= Rage aria =

Operatic aria expressing rage

A rage aria is an operatic aria expressing the rage of the character performing it.

Normally in da capo form, such arias emerged during the Baroque period and are typically found in opera seria. Rage arias were known by various terms in Italian, including aria di strepito, aria agitata and aria infuriata. Typically, they display the musical characteristics of quick tempos and fast runs, and are short in length. Such arias have been written by, amongst other composers, George Frideric Handel in the Baroque period and Wolfgang Amadeus Mozart in the Classical period.

== History ==
According to the doctrine of the affections, a theory of aesthetics that dictates emotions based on outward visible and auditory signs, each aria in an opera must have a single emotion.

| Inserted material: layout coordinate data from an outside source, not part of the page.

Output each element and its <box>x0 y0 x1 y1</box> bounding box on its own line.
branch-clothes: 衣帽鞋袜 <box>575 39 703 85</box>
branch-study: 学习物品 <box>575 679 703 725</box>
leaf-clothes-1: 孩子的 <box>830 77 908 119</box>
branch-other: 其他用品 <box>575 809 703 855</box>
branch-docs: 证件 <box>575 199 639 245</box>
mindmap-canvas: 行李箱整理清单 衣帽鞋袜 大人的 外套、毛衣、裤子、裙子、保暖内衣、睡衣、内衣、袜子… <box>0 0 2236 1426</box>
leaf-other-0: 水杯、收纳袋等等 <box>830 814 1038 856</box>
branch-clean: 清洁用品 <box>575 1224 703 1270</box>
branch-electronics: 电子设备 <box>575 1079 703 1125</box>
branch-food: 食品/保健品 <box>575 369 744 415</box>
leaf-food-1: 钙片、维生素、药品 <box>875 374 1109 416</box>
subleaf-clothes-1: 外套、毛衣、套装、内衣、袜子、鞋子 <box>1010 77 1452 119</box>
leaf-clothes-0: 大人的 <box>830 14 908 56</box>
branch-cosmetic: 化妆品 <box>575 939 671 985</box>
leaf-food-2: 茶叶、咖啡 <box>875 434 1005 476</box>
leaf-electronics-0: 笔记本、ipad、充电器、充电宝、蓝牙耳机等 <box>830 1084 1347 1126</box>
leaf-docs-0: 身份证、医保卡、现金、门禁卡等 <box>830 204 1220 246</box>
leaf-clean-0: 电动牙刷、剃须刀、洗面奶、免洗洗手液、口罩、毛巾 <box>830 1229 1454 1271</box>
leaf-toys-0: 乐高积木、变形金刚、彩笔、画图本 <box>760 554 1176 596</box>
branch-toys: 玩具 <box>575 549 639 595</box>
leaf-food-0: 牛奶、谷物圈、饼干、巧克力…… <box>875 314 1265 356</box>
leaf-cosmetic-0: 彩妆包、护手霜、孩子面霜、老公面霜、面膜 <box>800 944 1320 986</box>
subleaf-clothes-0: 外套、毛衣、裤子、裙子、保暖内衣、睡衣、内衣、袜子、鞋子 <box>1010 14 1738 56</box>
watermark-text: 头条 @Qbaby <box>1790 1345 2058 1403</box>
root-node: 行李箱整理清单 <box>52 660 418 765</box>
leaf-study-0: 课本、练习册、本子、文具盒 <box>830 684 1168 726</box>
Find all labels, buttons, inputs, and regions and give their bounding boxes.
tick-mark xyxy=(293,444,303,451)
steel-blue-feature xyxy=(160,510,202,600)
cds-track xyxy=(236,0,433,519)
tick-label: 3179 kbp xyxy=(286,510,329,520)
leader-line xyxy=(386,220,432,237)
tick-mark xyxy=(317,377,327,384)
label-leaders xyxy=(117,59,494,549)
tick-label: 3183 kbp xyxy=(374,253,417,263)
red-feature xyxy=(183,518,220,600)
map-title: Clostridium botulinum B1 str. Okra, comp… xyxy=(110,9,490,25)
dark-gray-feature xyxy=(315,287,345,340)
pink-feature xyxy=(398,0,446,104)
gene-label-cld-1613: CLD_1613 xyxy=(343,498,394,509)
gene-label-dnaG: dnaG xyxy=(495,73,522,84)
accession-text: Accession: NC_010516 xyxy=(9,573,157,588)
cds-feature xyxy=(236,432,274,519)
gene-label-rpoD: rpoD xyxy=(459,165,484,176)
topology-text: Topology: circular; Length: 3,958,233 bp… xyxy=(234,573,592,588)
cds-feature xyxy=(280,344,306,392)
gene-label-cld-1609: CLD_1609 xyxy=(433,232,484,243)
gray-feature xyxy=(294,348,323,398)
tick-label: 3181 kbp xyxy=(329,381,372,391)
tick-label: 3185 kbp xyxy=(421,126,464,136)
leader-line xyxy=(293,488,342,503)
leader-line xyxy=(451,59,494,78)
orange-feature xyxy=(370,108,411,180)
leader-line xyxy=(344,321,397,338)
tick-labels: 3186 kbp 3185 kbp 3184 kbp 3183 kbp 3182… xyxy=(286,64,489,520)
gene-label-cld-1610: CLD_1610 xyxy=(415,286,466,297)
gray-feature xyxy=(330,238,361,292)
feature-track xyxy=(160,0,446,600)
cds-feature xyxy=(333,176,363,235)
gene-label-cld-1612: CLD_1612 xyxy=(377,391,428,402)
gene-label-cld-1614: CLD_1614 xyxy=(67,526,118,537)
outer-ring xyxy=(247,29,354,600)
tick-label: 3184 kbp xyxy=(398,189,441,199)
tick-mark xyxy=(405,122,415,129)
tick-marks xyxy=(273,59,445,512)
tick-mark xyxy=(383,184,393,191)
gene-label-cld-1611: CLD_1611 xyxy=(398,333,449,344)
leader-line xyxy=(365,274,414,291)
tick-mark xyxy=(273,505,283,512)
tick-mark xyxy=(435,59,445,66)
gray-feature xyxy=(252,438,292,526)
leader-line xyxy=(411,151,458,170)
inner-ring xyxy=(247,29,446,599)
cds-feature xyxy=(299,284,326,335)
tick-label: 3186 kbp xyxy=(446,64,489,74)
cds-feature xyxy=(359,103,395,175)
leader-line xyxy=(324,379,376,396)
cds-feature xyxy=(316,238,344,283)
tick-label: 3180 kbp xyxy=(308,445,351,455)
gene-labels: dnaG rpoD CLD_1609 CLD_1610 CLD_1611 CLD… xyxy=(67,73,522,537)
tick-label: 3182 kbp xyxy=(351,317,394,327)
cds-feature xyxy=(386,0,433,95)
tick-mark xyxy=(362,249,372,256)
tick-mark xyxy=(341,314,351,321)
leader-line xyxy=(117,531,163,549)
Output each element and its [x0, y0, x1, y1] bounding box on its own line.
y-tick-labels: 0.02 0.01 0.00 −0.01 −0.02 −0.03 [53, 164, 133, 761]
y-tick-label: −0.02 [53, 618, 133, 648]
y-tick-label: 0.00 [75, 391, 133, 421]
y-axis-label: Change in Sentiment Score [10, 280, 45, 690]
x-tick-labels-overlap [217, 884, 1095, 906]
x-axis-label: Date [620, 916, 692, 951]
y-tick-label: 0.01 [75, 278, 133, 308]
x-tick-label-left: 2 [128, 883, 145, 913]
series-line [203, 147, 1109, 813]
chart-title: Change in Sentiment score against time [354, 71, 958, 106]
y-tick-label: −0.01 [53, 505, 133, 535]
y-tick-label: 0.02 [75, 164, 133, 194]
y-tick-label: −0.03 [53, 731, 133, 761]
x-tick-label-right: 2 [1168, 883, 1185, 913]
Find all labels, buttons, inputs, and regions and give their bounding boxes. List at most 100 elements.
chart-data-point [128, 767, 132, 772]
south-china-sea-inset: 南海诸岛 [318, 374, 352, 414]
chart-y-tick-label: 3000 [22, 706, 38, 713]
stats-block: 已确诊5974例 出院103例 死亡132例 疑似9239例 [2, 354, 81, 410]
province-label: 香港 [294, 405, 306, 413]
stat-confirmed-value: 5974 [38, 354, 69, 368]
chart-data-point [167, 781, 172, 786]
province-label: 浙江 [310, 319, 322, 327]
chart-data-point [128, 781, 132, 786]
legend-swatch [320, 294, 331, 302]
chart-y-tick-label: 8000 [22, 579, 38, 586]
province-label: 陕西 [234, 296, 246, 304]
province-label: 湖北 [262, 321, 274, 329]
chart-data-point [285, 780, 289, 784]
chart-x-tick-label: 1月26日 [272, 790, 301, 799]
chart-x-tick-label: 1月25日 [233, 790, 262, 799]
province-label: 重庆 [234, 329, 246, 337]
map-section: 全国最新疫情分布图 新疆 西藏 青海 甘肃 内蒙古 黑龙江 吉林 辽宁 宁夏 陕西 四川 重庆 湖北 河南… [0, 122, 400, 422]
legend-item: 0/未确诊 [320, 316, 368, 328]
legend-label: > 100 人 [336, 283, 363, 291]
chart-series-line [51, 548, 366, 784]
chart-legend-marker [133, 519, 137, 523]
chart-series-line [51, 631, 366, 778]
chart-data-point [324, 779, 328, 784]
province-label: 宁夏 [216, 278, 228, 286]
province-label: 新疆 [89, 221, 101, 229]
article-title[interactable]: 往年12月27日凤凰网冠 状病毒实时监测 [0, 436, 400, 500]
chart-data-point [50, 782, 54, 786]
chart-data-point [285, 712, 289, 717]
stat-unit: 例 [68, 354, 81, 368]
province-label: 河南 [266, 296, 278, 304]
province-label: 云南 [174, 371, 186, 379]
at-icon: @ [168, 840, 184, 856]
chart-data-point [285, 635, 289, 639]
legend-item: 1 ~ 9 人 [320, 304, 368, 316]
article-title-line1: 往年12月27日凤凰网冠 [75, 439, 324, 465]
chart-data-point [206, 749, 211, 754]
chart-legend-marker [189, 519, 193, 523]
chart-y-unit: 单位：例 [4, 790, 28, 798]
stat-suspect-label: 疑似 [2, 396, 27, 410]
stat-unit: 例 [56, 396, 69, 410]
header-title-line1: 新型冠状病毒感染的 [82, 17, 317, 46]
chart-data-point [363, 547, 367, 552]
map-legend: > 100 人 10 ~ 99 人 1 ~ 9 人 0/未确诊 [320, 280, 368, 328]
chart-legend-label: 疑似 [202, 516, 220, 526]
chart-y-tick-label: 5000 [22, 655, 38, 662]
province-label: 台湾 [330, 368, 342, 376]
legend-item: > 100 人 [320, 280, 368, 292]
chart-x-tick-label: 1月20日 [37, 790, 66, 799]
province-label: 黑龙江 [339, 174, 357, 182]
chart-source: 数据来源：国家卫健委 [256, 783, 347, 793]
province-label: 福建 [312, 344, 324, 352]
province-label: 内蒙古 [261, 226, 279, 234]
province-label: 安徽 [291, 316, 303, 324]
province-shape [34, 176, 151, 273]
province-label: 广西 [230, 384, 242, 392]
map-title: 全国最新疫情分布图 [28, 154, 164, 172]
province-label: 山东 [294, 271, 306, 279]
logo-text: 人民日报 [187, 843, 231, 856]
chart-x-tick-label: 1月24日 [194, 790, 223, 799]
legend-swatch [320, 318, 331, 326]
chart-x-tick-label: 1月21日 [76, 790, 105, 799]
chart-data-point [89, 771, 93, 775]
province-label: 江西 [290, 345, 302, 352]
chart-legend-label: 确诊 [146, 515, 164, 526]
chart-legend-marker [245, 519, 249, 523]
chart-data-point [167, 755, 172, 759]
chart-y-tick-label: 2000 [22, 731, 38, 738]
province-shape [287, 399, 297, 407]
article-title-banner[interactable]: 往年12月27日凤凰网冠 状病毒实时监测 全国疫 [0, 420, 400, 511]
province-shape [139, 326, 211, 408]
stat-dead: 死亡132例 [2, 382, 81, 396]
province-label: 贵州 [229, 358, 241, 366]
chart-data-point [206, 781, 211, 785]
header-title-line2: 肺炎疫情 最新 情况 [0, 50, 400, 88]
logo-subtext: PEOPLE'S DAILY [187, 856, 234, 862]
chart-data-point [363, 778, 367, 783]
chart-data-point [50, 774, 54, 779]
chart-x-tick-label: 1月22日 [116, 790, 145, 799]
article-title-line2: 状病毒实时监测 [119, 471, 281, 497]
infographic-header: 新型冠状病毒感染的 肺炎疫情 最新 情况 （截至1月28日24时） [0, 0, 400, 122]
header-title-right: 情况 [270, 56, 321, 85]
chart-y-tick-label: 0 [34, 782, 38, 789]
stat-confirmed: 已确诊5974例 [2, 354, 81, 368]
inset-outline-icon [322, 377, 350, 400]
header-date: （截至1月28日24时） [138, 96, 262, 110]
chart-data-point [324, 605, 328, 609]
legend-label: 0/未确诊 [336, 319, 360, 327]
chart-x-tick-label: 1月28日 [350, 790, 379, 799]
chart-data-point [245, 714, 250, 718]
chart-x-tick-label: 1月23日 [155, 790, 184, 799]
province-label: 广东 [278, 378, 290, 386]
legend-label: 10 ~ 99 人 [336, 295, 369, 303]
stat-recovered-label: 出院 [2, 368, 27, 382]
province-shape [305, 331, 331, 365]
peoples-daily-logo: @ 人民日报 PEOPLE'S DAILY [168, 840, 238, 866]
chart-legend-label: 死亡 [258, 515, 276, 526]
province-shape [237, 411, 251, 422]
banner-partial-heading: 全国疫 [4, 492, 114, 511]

According to the philosophy of affects, complex musical gestures are more easily suited to the emotions of hatred, retaliation, and fury than to those of gentle affects. Rage arias were amongst various types of aria which were employed in 18th century opera, including the more restrained aria di sentimento, the aria di lamento (lament), and the showy aria di bravura. One of the best-known examples of the genre is the Queen of the Night's "Der Hölle Rache kocht in meinem Herzen", from Die Zauberflöte. Others include "No, no, I'll take no less", from Handel's Semele, "I am the wife of Mao Tse-Tung" from John Adams' Nixon in China, "D'Oreste, d'Ajace" in Mozart's Idomeneo.